It is astounding to me how much money we spend as a community on Holocaust education. Particularly now with the recent spike in antisemitism in Europe I am sensitive to the need to “never forget”, but do we need to pay for other people to remember? Let them pay for their own crimes and their feeling of guilt. The Holocaust is clearly part of our memory and history, but so too is the breadth and depth of Jewish literate, art, and culture. No matter what we teach our neighbors they will have to decide for themselves how they want to live. Our primary concern should be how we educate our children. My fear is that we spend more time teaching our children about how we died over and above teaching them how we lived let alone how we might live as Jews. You can disagree with me, but I doubt that a discourse of survival will be compelling to the next generation of North Americans who are growing up in affluence and safely. So what are we left with?
In this week’s Torah portion, Terumah, we read that God tells Moshe to tell the Israelites, “Let them take for Me a portion, from every man whose heart motivated him you shall take My portion“(Exodus 25:1). The Israelites who had only recently escaped slavery do not limit their expression to preserving the memory of the experience they had in Egypt as we see in the Seder. They communicate their devotion to the Jewish project by making a contribution. Instead of continuity for the sake of continuity they throw themselves into the project of building the Mishkan, Tabernacle. In the contribution we create community. Does God really need a Mishkan? Clearly we did.

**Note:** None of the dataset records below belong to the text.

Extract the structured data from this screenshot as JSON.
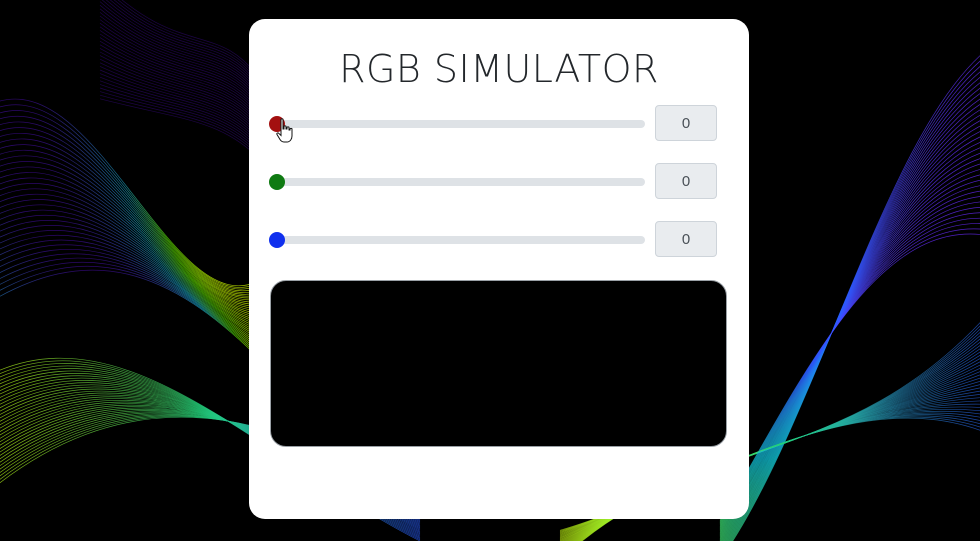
{
  "title": "RGB SIMULATOR",
  "sliders": [
    {
      "channel": "red",
      "value": 0,
      "display": "0",
      "color": "#a31010"
    },
    {
      "channel": "green",
      "value": 0,
      "display": "0",
      "color": "#0f7a12"
    },
    {
      "channel": "blue",
      "value": 0,
      "display": "0",
      "color": "#1030ee"
    }
  ],
  "preview": {
    "color": "#000000"
  },
  "background": {
    "palette": [
      "#3a0a8a",
      "#1aa7c8",
      "#5be000",
      "#d6ff00",
      "#2a5cff",
      "#a020f0"
    ]
  },
  "cursor": {
    "type": "hand-pointer-icon"
  }
}
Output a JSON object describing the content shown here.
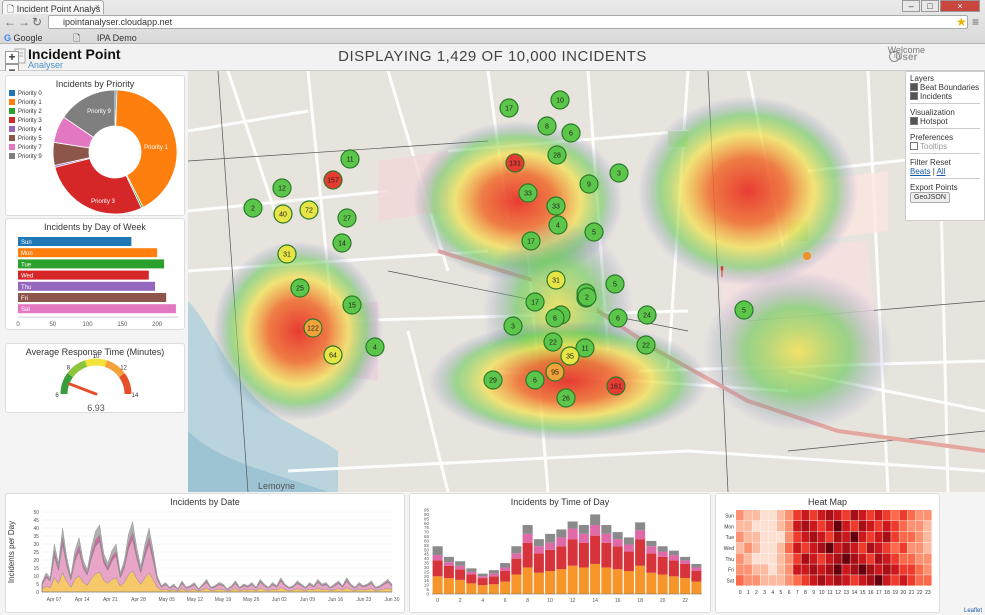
{
  "browser": {
    "tab_title": "Incident Point Analys",
    "url": "ipointanalyser.cloudapp.net",
    "bookmarks": [
      "Google",
      "IPA Demo"
    ]
  },
  "header": {
    "logo_title": "Incident Point",
    "logo_subtitle": "Analyser",
    "title": "DISPLAYING 1,429 OF 10,000 INCIDENTS",
    "welcome": "Welcome",
    "user": "User"
  },
  "priority_chart": {
    "title": "Incidents by Priority",
    "legend": [
      "Priority 0",
      "Priority 1",
      "Priority 2",
      "Priority 3",
      "Priority 4",
      "Priority 5",
      "Priority 7",
      "Priority 9"
    ],
    "colors": [
      "#1f77b4",
      "#ff7f0e",
      "#2ca02c",
      "#d62728",
      "#9467bd",
      "#8c564b",
      "#e377c2",
      "#7f7f7f"
    ],
    "slice_labels": [
      "Priority 1",
      "Priority 3",
      "Priority 9"
    ]
  },
  "day_chart": {
    "title": "Incidents by Day of Week",
    "days": [
      "Sun",
      "Mon",
      "Tue",
      "Wed",
      "Thu",
      "Fri",
      "Sat"
    ],
    "values": [
      163,
      200,
      210,
      188,
      197,
      213,
      227
    ],
    "colors": [
      "#1f77b4",
      "#ff7f0e",
      "#2ca02c",
      "#d62728",
      "#9467bd",
      "#8c564b",
      "#e377c2"
    ],
    "ticks": [
      "0",
      "50",
      "100",
      "150",
      "200"
    ]
  },
  "response_gauge": {
    "title": "Average Response Time (Minutes)",
    "ticks": [
      "6",
      "8",
      "10",
      "12",
      "14"
    ],
    "value": "6.93",
    "numeric_value": 6.93,
    "min": 6,
    "max": 14
  },
  "layers_panel": {
    "layers_heading": "Layers",
    "beat_boundaries": "Beat Boundaries",
    "incidents": "Incidents",
    "visualization_heading": "Visualization",
    "hotspot": "Hotspot",
    "preferences_heading": "Preferences",
    "tooltips": "Tooltips",
    "filter_reset_heading": "Filter Reset",
    "beats_link": "Beats",
    "separator": "|",
    "all_link": "All",
    "export_heading": "Export Points",
    "geojson_button": "GeoJSON"
  },
  "map": {
    "clusters": [
      "17",
      "10",
      "8",
      "6",
      "11",
      "157",
      "72",
      "40",
      "12",
      "2",
      "27",
      "28",
      "3",
      "131",
      "33",
      "9",
      "33",
      "4",
      "17",
      "5",
      "14",
      "31",
      "25",
      "15",
      "122",
      "64",
      "4",
      "31",
      "2",
      "17",
      "9",
      "3",
      "22",
      "11",
      "3",
      "6",
      "24",
      "5",
      "6",
      "22",
      "35",
      "29",
      "6",
      "95",
      "161",
      "26",
      "2",
      "5"
    ],
    "cluster_levels": [
      "g",
      "g",
      "g",
      "g",
      "g",
      "r",
      "y",
      "y",
      "g",
      "g",
      "g",
      "g",
      "g",
      "r",
      "g",
      "g",
      "g",
      "g",
      "g",
      "g",
      "g",
      "y",
      "g",
      "g",
      "o",
      "y",
      "g",
      "y",
      "g",
      "g",
      "g",
      "g",
      "g",
      "g",
      "g",
      "g",
      "g",
      "g",
      "g",
      "g",
      "y",
      "g",
      "g",
      "o",
      "r",
      "g",
      "g",
      "g"
    ],
    "road_labels": [
      "Lemoyne"
    ],
    "attribution": "Leaflet"
  },
  "chart_data": [
    {
      "type": "area",
      "title": "Incidents by Date",
      "ylabel": "Incidents per Day",
      "ylim": [
        0,
        50
      ],
      "ytick_labels": [
        "0",
        "5",
        "10",
        "15",
        "20",
        "25",
        "30",
        "35",
        "40",
        "45",
        "50"
      ],
      "xtick_labels": [
        "Apr 07",
        "Apr 14",
        "Apr 21",
        "Apr 28",
        "May 05",
        "May 12",
        "May 19",
        "May 26",
        "Jun 02",
        "Jun 09",
        "Jun 16",
        "Jun 23",
        "Jun 30"
      ],
      "values": [
        6,
        12,
        9,
        30,
        18,
        40,
        22,
        10,
        26,
        34,
        20,
        14,
        28,
        38,
        42,
        24,
        18,
        26,
        30,
        12,
        20,
        36,
        44,
        28,
        16,
        30,
        40,
        26,
        10,
        4,
        6,
        3,
        5,
        2,
        7,
        3,
        4,
        6,
        2,
        5,
        8,
        3,
        4,
        6,
        5,
        2,
        4,
        7,
        3,
        5,
        4,
        6,
        3,
        8,
        5,
        3,
        6,
        4,
        9,
        5,
        3,
        4,
        7,
        5,
        3,
        6,
        4,
        8,
        5,
        6,
        3,
        5,
        7,
        4,
        9,
        5,
        3,
        6,
        4,
        5,
        7,
        3,
        4,
        6,
        8,
        5
      ]
    },
    {
      "type": "bar",
      "title": "Incidents by Time of Day",
      "ylim": [
        0,
        95
      ],
      "ytick_labels": [
        "0",
        "5",
        "10",
        "15",
        "20",
        "25",
        "30",
        "35",
        "40",
        "45",
        "50",
        "55",
        "60",
        "65",
        "70",
        "75",
        "80",
        "85",
        "90",
        "95"
      ],
      "categories": [
        "0",
        "1",
        "2",
        "3",
        "4",
        "5",
        "6",
        "7",
        "8",
        "9",
        "10",
        "11",
        "12",
        "13",
        "14",
        "15",
        "16",
        "17",
        "18",
        "19",
        "20",
        "21",
        "22",
        "23"
      ],
      "xtick_labels": [
        "0",
        "2",
        "4",
        "6",
        "8",
        "10",
        "12",
        "14",
        "16",
        "18",
        "20",
        "22"
      ],
      "series": [
        {
          "name": "Priority 1",
          "values": [
            20,
            18,
            16,
            12,
            10,
            11,
            14,
            22,
            30,
            24,
            26,
            28,
            32,
            30,
            34,
            30,
            28,
            26,
            32,
            24,
            22,
            20,
            18,
            14
          ]
        },
        {
          "name": "Priority 3",
          "values": [
            18,
            14,
            12,
            10,
            8,
            9,
            12,
            18,
            28,
            22,
            24,
            26,
            30,
            28,
            32,
            28,
            26,
            22,
            30,
            22,
            20,
            18,
            16,
            12
          ]
        },
        {
          "name": "Priority 7",
          "values": [
            6,
            4,
            4,
            3,
            2,
            3,
            4,
            6,
            10,
            8,
            8,
            10,
            12,
            10,
            12,
            10,
            8,
            8,
            10,
            8,
            6,
            6,
            4,
            4
          ]
        },
        {
          "name": "Priority 9",
          "values": [
            10,
            6,
            5,
            4,
            3,
            4,
            5,
            8,
            10,
            8,
            10,
            9,
            8,
            10,
            12,
            10,
            8,
            8,
            9,
            6,
            6,
            5,
            4,
            4
          ]
        }
      ]
    },
    {
      "type": "heatmap",
      "title": "Heat Map",
      "rows": [
        "Sun",
        "Mon",
        "Tue",
        "Wed",
        "Thu",
        "Fri",
        "Sat"
      ],
      "columns": [
        "0",
        "1",
        "2",
        "3",
        "4",
        "5",
        "6",
        "7",
        "8",
        "9",
        "10",
        "11",
        "12",
        "13",
        "14",
        "15",
        "16",
        "17",
        "18",
        "19",
        "20",
        "21",
        "22",
        "23"
      ],
      "values": [
        [
          3,
          2,
          2,
          1,
          1,
          2,
          3,
          5,
          6,
          5,
          6,
          7,
          6,
          5,
          7,
          6,
          5,
          6,
          5,
          4,
          5,
          4,
          3,
          3
        ],
        [
          2,
          2,
          1,
          1,
          1,
          2,
          3,
          6,
          7,
          6,
          5,
          6,
          8,
          6,
          5,
          7,
          6,
          5,
          6,
          5,
          4,
          3,
          3,
          2
        ],
        [
          3,
          2,
          2,
          1,
          1,
          1,
          3,
          5,
          6,
          7,
          6,
          5,
          7,
          6,
          8,
          6,
          5,
          6,
          7,
          5,
          4,
          4,
          3,
          2
        ],
        [
          2,
          3,
          2,
          1,
          1,
          2,
          4,
          6,
          5,
          6,
          7,
          8,
          6,
          7,
          6,
          5,
          7,
          6,
          5,
          4,
          5,
          3,
          3,
          2
        ],
        [
          3,
          2,
          1,
          1,
          1,
          2,
          3,
          5,
          7,
          6,
          5,
          6,
          7,
          8,
          7,
          6,
          5,
          7,
          6,
          5,
          4,
          4,
          3,
          3
        ],
        [
          3,
          3,
          2,
          2,
          1,
          2,
          3,
          6,
          6,
          7,
          6,
          7,
          8,
          6,
          7,
          8,
          7,
          6,
          7,
          6,
          5,
          5,
          4,
          3
        ],
        [
          4,
          3,
          3,
          2,
          2,
          2,
          3,
          4,
          5,
          6,
          7,
          6,
          7,
          6,
          5,
          6,
          7,
          8,
          6,
          5,
          6,
          5,
          4,
          4
        ]
      ]
    }
  ]
}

There is a certain sanctity in inviting and trusting people to join the Jewish project. We must throw off the helicopter parent’s urge to prepare the way for the child as compared to preparing the child for the way. Do we trust the next generation to do their part? We need to be open to the fact that there are many ways for people to contribute. While we must stay vigilant about antisemitism we must stay on message and give the next generation the gift of allowing them to contribute in their own way.